Leaf fans, you don’t need another goalie.
Maybe not ever. Certainly not now.
The Maple Leafs have 74 days between Saturday’s debut in Montreal and the April 3 trade deadline to find out whether they need to replace James Reimer.
I’m pretty sure they don’t.
What you have in Reimer is a goalie who excelled when he was healthy but sank while he was hurt. If James Reimer had never returned to the ice after being smacked in the crease by Brian Gionta last October, the Leafs would be giddy to entrust their future to a 24-year-old goalie with a 24-10-6 career record. He would have 2.63 goals against average and a .920 save percentage.
To pluck a name out of the ether, Roberto Luongo’s career goals against average is 2.52. His career save percentage is .919.
Reimer has two years left at a cap hit of $1.8 million per. Luongo has 10 years left at $5.3 million per season. Bit of a difference there.
This is not to compare James Reimer to Luongo, a sure-fire Hall of Famer who might end his career as the NHL’s all-time games played leader.
But there are several dynamics at play.
- No one loses their job if the Leafs don’t make the post-season. By no means should this be a management crutch but the Maple Leafs are still in the asset recognition and apprenticeship stage. The Leafs are among the youngest teams in the league. Players such as Morgan Rielly, Nazem Kadri and Tyler Biggs have yet to impact the roster while another group, Matt Frattin and Jake Gardiner come to mind, are just getting their sea legs. The only person on the clock, Brian Burke, is gone. If you’re starting from scratch it takes a generation – between six and ten years in hockey terms – to accrue a roster that can aspire to an elite level. The train’s not yet near the station.
- The Leafs are looking at one of the great free agency seasons $21 million under the new cap beginning July 5. With many competitors, Boston, the Rangers, Philadelphia hamstrung by the new cap and existing contracts, the Leafs will have an opportunity to land unrestricted free agents such as Corey Perry and Ryan Getzlaf. If they can keep Reimer in goal, they have a promising window to address their most pressing need: a number one centre. As well all sorts of interesting names could come free as teams size up compliance buy-outs. The future for both players should be made more clear in a few weeks after the agents with both players meet with Duck executives.
- This isn’t the time to offload young talent.
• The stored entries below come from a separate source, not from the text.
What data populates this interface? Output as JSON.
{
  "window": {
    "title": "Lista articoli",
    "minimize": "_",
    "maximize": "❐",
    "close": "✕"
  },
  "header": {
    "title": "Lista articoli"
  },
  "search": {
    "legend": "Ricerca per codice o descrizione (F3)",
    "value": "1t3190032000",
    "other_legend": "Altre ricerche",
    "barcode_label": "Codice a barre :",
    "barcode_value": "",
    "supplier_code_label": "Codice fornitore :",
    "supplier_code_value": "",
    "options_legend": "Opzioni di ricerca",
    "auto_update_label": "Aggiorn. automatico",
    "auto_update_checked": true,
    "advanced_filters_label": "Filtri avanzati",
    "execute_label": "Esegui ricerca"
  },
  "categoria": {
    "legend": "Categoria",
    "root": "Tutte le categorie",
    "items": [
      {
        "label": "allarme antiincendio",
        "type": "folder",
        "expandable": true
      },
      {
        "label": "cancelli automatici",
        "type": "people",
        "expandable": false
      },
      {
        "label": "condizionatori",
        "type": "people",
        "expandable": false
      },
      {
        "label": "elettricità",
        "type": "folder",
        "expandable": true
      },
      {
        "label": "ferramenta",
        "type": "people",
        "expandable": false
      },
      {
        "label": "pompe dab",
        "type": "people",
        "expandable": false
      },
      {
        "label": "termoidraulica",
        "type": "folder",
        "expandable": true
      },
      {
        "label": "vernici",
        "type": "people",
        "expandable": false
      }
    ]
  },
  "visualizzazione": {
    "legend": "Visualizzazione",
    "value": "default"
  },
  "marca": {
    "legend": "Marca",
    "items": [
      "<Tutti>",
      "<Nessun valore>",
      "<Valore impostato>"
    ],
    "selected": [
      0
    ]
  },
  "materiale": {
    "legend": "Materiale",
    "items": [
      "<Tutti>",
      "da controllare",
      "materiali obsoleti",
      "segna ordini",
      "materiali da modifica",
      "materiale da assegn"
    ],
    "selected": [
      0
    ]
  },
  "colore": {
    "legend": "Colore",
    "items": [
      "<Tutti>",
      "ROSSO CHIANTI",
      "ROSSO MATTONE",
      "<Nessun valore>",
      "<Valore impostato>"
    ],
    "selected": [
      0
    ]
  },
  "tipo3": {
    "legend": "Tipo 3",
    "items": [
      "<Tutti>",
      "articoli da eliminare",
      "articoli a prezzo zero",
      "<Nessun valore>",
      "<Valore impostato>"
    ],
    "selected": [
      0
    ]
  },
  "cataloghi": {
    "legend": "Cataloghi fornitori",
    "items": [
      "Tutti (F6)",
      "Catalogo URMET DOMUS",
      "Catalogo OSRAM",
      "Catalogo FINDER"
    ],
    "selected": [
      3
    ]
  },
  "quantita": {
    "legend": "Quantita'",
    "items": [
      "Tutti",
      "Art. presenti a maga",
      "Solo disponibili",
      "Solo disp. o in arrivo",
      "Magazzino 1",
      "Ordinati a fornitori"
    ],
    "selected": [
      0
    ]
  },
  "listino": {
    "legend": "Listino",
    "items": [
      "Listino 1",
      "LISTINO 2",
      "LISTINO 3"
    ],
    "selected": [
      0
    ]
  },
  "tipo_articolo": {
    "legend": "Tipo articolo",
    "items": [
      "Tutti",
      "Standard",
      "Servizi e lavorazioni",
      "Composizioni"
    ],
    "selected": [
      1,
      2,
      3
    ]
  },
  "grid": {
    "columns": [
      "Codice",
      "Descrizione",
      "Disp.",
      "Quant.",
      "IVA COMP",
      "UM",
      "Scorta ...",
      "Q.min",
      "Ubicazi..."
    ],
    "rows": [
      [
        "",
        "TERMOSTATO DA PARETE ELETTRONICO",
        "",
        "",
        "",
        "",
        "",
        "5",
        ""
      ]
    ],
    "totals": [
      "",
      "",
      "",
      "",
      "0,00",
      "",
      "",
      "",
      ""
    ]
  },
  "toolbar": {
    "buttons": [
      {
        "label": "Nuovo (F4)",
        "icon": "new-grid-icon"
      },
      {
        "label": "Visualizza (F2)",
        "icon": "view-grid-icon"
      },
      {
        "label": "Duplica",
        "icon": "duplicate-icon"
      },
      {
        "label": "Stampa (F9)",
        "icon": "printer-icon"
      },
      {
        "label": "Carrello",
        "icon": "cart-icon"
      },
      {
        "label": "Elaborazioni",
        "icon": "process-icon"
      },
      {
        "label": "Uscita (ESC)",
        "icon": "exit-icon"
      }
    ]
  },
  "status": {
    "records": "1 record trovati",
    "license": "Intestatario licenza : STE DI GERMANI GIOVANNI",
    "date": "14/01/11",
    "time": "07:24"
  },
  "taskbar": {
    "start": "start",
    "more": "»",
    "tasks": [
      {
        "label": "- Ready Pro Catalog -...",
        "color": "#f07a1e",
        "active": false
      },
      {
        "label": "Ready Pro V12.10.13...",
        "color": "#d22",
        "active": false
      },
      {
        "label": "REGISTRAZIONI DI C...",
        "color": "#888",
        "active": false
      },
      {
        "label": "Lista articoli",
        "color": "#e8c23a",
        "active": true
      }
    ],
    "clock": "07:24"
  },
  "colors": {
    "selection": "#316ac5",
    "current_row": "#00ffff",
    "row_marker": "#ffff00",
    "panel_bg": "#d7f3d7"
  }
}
Young, cheaper players, will be imperative next year when the cap dips down to $64.3 million. The more inexpensive talent the team has on hand, the more money it can marshal when free agency returns. The $3.5 million the Leafs net with Reimer over Luongo over two seasons is significant because it underwrites what the team will need to re-sign Joffrey Lupul. If Getzlaf or Perry indicates they are not re-signing with Anaheim, the Leafs need young assets to make a deal.
- There are other names should Reimer be found wanting. Mike Smith, a standout in Phoenix is scheduled for free agency this summer. One of either Jaroslav Halak or Brian Elliott might need to be sprung from St. Louis so they can be a starter elsewhere. The same goes for the Kings’ Jonathan Bernier who will have some say in his future as a restricted free agent after this year. Last I heard, Tim Thomas wasn’t doing anything this winter. Take it from me, spending time with family is overrated.
- The Leafs will want to see how Reimer fares under new goalie coach Rick St. Croix. Reimer was a steadfast defender of former goalie consultant Francois Allaire but Allaire left the club in the off-season after conflicts with the club’s coaching staff and criticism that his methods were outdated.